Inflation in Metro Manila slowed down from 7 percent to 6.3 percent in August, the first drop since May. In areas outside Metro Manila, prices rose from 6.2 percent to 6.8 percent.

The Bicol region posted the highest inflation rate at 10.1 percent. The lowest was in Central Luzon at 4.5 percent.

PSA Undersecretary Lisa Grace Bersales said the impact of Typhoon Ompong contributed to higher inflation.

"We would usually collect in the first five days of the month and in the middle of the month. And therefore -- and Typhoon Ompong happened in the middle of the month.

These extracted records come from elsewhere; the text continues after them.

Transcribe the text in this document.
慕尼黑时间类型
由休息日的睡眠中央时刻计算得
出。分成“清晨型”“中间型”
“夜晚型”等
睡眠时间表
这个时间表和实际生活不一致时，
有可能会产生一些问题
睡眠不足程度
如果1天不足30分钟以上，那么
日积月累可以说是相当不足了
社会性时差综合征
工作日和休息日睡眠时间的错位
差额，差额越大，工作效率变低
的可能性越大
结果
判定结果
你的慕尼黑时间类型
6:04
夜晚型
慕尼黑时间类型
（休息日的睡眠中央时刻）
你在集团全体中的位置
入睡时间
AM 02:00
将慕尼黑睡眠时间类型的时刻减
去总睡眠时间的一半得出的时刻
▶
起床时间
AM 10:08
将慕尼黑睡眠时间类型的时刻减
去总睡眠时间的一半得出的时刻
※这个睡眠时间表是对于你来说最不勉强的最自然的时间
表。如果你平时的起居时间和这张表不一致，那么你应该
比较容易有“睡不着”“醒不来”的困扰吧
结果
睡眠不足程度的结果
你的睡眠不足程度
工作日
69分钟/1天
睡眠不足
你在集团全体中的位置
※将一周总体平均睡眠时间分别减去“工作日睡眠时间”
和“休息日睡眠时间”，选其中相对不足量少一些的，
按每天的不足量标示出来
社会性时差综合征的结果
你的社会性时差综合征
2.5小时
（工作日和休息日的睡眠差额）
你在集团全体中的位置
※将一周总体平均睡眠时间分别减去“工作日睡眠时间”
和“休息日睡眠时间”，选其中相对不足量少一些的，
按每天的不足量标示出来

So this means that the effect of Ompong would have already been reflected in our september inflation estimate," Bersales said in a media briefing.

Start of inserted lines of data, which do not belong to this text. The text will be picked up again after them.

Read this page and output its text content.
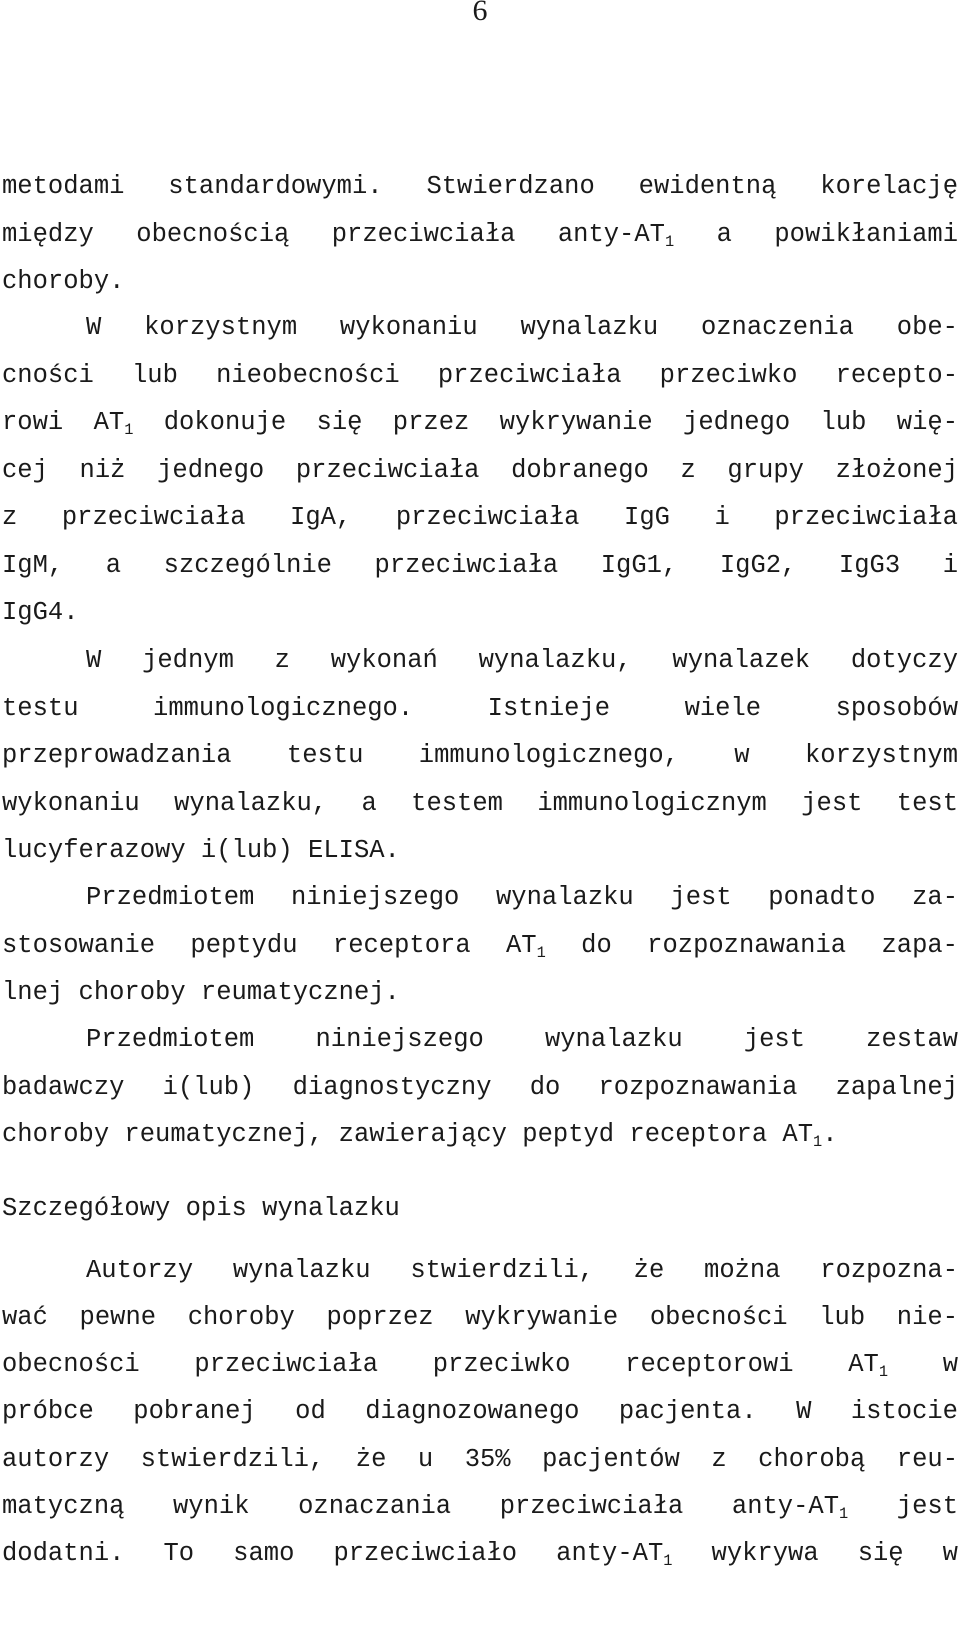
6
metodami standardowymi. Stwierdzano ewidentną korelację
między obecnością przeciwciała anty-$AT_1$ a powikłaniami
choroby.
W korzystnym wykonaniu wynalazku oznaczenia obe-
cności lub nieobecności przeciwciała przeciwko recepto-
rowi $AT_1$ dokonuje się przez wykrywanie jednego lub wię-
cej niż jednego przeciwciała dobranego z grupy złożonej
z przeciwciała IgA, przeciwciała IgG i przeciwciała
IgM, a szczególnie przeciwciała IgG1, IgG2, IgG3 i
IgG4.
W jednym z wykonań wynalazku, wynalazek dotyczy
testu immunologicznego. Istnieje wiele sposobów
przeprowadzania testu immunologicznego, w korzystnym
wykonaniu wynalazku, a testem immunologicznym jest test
lucyferazowy i(lub) ELISA.
Przedmiotem niniejszego wynalazku jest ponadto za-
stosowanie peptydu receptora $AT_1$ do rozpoznawania zapa-
lnej choroby reumatycznej.
Przedmiotem niniejszego wynalazku jest zestaw
badawczy i(lub) diagnostyczny do rozpoznawania zapalnej
choroby reumatycznej, zawierający peptyd receptora $AT_1$.
Szczegółowy opis wynalazku
Autorzy wynalazku stwierdzili, że można rozpozna-
wać pewne choroby poprzez wykrywanie obecności lub nie-
obecności przeciwciała przeciwko receptorowi $AT_1$ w
próbce pobranej od diagnozowanego pacjenta. W istocie
autorzy stwierdzili, że u 35% pacjentów z chorobą reu-
matyczną wynik oznaczania przeciwciała anty-$AT_1$ jest
dodatni. To samo przeciwciało anty-$AT_1$ wykrywa się w
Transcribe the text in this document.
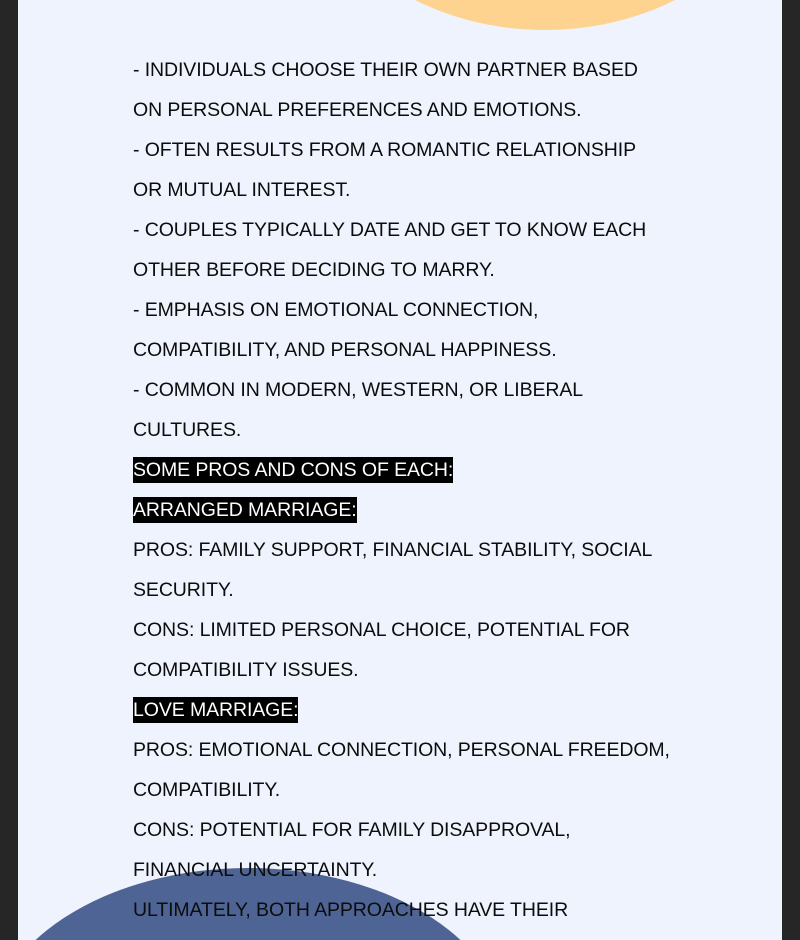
- INDIVIDUALS CHOOSE THEIR OWN PARTNER BASED
ON PERSONAL PREFERENCES AND EMOTIONS.
- OFTEN RESULTS FROM A ROMANTIC RELATIONSHIP
OR MUTUAL INTEREST.
- COUPLES TYPICALLY DATE AND GET TO KNOW EACH
OTHER BEFORE DECIDING TO MARRY.
- EMPHASIS ON EMOTIONAL CONNECTION,
COMPATIBILITY, AND PERSONAL HAPPINESS.
- COMMON IN MODERN, WESTERN, OR LIBERAL
CULTURES.
SOME PROS AND CONS OF EACH:
ARRANGED MARRIAGE:
PROS: FAMILY SUPPORT, FINANCIAL STABILITY, SOCIAL
SECURITY.
CONS: LIMITED PERSONAL CHOICE, POTENTIAL FOR
COMPATIBILITY ISSUES.
LOVE MARRIAGE:
PROS: EMOTIONAL CONNECTION, PERSONAL FREEDOM,
COMPATIBILITY.
CONS: POTENTIAL FOR FAMILY DISAPPROVAL,
FINANCIAL UNCERTAINTY.
ULTIMATELY, BOTH APPROACHES HAVE THEIR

However, she explained new policies to curb the effects of rising prices were also factored in, such as the importation of meat and fish products and the release of rice supply.

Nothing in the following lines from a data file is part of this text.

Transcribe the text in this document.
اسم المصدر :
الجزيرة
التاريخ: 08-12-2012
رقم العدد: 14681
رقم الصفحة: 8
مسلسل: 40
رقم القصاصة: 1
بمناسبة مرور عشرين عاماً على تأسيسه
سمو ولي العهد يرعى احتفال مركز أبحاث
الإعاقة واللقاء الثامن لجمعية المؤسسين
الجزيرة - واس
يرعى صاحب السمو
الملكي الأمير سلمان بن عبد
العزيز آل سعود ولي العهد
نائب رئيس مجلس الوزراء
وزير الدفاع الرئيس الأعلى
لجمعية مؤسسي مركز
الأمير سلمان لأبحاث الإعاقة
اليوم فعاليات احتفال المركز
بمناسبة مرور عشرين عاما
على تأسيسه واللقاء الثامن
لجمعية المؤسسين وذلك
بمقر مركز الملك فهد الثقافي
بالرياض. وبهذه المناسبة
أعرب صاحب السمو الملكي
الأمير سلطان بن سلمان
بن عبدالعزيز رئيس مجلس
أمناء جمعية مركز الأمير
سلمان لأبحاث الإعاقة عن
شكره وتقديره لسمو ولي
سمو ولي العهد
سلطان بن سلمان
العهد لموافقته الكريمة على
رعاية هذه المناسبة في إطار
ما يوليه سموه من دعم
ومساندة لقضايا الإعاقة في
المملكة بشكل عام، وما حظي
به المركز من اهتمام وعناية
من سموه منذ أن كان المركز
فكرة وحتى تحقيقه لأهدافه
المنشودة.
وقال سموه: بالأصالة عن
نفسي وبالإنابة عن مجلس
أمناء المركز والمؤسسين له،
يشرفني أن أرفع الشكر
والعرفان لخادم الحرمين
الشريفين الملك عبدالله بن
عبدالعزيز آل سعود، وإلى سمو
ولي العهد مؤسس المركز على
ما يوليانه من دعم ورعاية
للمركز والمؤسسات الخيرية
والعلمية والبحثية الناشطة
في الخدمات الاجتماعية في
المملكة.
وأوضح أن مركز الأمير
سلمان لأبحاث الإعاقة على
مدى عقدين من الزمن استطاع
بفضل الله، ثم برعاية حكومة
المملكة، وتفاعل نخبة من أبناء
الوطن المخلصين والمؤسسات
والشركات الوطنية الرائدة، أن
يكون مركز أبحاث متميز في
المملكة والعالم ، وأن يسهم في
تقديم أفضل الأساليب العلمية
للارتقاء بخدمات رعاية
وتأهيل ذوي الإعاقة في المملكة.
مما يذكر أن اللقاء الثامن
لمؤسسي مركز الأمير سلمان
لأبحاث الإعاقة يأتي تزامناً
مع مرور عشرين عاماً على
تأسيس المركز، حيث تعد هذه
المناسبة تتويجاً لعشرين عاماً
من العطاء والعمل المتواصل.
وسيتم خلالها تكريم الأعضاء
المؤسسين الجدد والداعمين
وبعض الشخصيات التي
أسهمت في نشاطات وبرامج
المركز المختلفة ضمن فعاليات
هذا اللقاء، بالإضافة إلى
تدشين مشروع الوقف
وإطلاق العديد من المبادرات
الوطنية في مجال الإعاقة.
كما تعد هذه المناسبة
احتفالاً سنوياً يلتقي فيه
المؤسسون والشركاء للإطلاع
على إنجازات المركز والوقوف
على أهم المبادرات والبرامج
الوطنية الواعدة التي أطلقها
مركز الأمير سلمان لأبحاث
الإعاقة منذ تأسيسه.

"I believe that the interventions the government has been doing are taking their effect in NCR on more availability of these food items," she said.

What do the economic managers say?

BSP Deputy Governor Diwa Guinigundo told CNN Philippines while inflation further increased last month, the public must instead look at the momentum of month-on-month inflation.

"Hindi masyadong gumalaw ang presyo [Prices only slightly moved] relative to August," he said. "Pagka tinanggal mo 'yung [If you remove] seasonality, actually merong [there is a] decline."

Guinigundo said inflation has already peaked in September, which may indicate a slowdown in the rise of commodity prices in the next months.

"'Yung month-on-month niyan, dapat magsi-slow down na. Hindi ibig sabihin na babagsak ang presyo. 'Yung pagtaas ng presyo ng bilihin, 'yung ang babagal," he said.

[Translation: The month-on-month should slow down, but this does not there will be price drops. There will be less increase in prices of goods.]

Meanwhile, the Department of Finance, the National Economic Development Authority, and the Department of Budget and Management assured Filipinos in a joint statement that government is doing what it can to temper the rise in commodity prices.

The economic team welcomed the lower inflation in Metro Manila.

"These clear signs of easing boost our confidence that inflation will taper off by year end and go back to our target range by early next year. But we must couple this optimism with quick and focused actions in order to sustain gains made so far in keeping inflation in check," the joint statement read.

The agencies also attributed upward food prices to the impact of Ompong in the Ilocos region, the Cagayan Valley, and the Cordillera Administrative Region. They then called for the passage of the rice tariffication bill in the Senate, as the House has approved it in August.